I implemented a decision tree with if-else statements involving unsigned 16-bit variables (features) and constants (thresholds), as shown below:
static inline int16_6 tree(const uint16_t *input) {
if ( input[16] <= ((uint16_t)0) ) {
if ( input[15] <= ((uint16_t)71) ) {
if ( input[10] <= ((uint16_t)44) ) {
//...
However, when I disassemble the compiled file, each 16-bit constant seems to occupy 32 bits in ROM.
Disassembly of section .literal.tree:
00000000 <.literal.tree>:
0: 00000d3c
4: 0000138c
8: 000018e5
c: 00001867
10: 0000110c
// and goes on...
Question: Is it possible to make these literals use only 16 bits each in a 32-bit architecture?
My target is an ESP32 device. I ran xtensa-esp32s3-elf-objdump -dS tree.c.obj to look at the literals, and expected each spend only 16 bits of memory, but they seem to be placed into 32-bit entries.
Compiler flags are hidden inside of the SDK build system (IDF), and the sdkconfig file is huge to share, but the build stack is based on gcc and I was optimizing for speed, now for size with -Os (thanks Eric Postpischil), which reduced ROM memory occupied by this file by 1/3 and reduced average inference time. Awesome, but thresholds are still stored as 32-bit literals and the question remains.
No. On Xtensa (ESP32/ESP32-S3), constants that don’t fit in an instruction’s immediate field are materialized from a literal pool and fetched with L32R. A literal-pool entry is a 32-bit word, so each such constant costs 4 bytes even if the value would fit in 16 bits.
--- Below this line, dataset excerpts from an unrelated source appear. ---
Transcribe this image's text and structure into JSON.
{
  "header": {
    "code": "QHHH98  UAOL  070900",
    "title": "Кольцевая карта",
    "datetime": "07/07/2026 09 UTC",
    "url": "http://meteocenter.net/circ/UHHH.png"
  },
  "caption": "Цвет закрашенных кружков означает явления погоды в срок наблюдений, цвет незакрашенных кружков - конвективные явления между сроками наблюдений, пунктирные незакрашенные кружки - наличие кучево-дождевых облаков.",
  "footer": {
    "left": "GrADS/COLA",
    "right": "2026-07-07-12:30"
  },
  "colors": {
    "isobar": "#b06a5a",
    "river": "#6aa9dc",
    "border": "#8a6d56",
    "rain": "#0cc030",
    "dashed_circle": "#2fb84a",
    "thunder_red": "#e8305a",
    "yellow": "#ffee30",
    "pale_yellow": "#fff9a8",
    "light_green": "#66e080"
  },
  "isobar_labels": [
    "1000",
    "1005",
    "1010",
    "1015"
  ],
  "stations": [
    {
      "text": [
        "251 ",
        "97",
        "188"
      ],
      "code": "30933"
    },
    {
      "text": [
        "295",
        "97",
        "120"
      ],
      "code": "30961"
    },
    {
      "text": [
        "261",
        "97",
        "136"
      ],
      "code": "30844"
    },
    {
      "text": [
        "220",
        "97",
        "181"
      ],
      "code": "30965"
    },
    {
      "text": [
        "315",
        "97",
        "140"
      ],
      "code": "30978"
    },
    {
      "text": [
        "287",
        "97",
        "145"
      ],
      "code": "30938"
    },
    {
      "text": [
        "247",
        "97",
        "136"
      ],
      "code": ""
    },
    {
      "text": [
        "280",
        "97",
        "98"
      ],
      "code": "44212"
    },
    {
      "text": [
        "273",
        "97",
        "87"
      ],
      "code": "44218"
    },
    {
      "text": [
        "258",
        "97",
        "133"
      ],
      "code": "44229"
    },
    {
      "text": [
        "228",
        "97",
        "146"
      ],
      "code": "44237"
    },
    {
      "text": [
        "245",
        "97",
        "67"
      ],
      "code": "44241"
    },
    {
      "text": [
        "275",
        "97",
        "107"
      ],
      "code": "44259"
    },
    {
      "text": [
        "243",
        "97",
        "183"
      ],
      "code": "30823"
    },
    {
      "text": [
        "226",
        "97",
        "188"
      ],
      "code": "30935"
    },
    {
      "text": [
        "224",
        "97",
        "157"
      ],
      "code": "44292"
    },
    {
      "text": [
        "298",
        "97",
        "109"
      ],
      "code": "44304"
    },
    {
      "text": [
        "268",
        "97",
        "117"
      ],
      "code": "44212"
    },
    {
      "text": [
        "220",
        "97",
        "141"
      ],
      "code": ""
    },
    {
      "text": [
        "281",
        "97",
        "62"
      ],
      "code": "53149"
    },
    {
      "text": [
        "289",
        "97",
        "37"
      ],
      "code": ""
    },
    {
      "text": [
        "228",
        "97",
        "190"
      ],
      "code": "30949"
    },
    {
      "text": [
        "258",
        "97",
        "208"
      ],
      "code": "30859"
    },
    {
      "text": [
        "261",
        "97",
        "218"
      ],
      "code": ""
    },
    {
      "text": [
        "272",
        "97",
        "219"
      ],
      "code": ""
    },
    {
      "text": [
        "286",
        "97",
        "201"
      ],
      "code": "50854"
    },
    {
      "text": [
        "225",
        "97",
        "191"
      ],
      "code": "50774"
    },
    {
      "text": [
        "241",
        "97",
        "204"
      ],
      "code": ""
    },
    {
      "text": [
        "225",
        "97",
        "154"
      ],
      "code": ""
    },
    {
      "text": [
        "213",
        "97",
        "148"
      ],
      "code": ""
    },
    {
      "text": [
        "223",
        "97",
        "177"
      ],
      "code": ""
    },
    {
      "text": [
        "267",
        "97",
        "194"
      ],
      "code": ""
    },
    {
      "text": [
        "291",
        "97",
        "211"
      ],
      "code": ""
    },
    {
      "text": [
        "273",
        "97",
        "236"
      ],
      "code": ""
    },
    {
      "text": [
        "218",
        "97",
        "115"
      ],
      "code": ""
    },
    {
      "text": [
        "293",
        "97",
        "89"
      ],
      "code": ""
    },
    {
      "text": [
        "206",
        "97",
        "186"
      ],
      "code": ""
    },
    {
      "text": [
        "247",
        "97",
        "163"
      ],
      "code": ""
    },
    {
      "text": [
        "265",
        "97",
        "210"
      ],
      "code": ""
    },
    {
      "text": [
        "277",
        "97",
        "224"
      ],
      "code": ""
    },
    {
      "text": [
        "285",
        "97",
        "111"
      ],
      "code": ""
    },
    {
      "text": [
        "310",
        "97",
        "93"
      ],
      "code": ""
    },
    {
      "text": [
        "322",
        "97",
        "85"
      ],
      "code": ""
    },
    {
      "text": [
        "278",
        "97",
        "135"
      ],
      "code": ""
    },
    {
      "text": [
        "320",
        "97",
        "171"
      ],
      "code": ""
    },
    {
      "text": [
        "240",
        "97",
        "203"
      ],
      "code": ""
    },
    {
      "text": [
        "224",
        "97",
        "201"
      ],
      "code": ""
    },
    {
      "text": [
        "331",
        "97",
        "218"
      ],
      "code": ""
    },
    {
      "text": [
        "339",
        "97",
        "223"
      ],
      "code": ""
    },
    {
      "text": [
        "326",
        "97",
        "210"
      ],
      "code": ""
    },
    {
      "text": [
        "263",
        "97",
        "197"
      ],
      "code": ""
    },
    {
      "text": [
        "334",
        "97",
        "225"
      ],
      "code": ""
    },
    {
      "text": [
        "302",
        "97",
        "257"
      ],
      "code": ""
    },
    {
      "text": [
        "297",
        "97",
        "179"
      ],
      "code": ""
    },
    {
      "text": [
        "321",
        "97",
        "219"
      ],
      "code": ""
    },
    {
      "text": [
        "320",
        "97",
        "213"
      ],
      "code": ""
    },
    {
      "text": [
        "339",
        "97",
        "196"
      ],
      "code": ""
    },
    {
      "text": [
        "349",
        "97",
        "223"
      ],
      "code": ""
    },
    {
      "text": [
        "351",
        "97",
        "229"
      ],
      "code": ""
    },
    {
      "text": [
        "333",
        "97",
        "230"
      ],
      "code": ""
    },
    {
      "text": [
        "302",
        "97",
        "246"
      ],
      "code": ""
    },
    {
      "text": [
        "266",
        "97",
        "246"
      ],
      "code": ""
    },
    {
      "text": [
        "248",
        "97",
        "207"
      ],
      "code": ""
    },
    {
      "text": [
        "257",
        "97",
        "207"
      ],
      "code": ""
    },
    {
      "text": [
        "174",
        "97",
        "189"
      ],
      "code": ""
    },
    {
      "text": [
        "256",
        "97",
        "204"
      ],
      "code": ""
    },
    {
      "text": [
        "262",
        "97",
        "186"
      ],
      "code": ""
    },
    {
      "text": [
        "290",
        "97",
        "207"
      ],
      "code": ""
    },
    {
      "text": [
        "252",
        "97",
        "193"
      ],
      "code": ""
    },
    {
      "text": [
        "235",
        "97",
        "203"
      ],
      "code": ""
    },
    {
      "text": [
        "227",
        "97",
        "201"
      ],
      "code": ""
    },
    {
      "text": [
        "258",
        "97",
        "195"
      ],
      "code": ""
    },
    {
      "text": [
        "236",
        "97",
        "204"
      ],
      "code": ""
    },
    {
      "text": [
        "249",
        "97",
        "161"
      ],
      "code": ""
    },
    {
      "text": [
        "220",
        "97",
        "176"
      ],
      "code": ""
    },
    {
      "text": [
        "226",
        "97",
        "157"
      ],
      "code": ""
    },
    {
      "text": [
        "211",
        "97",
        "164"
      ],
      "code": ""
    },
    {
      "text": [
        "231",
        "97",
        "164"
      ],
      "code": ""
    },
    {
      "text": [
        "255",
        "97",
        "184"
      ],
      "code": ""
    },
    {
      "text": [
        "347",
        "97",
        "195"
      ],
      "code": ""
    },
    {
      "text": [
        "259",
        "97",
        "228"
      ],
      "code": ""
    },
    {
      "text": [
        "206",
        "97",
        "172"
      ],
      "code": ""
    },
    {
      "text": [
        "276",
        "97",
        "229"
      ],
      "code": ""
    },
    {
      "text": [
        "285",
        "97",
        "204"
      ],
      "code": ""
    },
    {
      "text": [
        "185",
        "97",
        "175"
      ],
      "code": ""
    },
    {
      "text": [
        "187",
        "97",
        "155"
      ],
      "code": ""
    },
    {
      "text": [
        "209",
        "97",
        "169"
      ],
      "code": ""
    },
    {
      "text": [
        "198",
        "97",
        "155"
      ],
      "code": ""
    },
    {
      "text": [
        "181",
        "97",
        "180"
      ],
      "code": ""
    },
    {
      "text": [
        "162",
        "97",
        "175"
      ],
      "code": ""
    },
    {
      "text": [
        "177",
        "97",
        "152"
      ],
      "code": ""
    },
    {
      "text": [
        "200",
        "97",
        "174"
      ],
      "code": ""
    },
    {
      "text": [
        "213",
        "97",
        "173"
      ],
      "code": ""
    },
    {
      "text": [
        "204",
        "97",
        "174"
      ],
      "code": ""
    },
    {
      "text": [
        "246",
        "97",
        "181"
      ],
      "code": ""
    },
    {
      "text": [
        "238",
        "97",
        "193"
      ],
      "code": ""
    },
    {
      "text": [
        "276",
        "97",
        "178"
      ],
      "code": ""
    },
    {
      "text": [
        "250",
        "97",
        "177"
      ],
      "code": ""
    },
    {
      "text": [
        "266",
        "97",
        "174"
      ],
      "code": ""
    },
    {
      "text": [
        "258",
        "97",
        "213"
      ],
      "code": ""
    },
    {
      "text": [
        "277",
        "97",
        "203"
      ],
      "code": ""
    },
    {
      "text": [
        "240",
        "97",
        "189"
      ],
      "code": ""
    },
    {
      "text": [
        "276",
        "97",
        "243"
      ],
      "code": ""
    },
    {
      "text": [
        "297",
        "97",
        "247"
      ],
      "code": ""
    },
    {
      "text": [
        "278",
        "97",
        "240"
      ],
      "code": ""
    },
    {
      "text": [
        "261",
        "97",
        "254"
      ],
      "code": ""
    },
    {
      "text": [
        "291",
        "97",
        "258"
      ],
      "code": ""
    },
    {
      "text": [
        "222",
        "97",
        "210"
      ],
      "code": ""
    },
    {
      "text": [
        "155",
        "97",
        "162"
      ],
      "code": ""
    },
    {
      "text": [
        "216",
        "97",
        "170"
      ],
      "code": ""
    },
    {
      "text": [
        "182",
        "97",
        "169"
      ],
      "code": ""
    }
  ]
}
Why you’re seeing 4 bytes:
GCC emits L32R to load the constant into a register; L32R is a PC-relative 32-bit load from the pool. There’s no 16-bit “L16R” equivalent for literal pools on these cores. (Small values may be encoded with immediates like MOVI/ADDI, but once the value doesn’t fit, it becomes a pooled literal.)
What you can do instead (to actually use 16-bit storage):
Put thresholds in a table of uint16_t in .rodata (Flash) and load them at run time, instead of writing inline literals in expressions. That lets the linker pack them at 2 bytes each (modulo alignment), and the compiler can load them with 16-bit loads (l16ui) and then compare.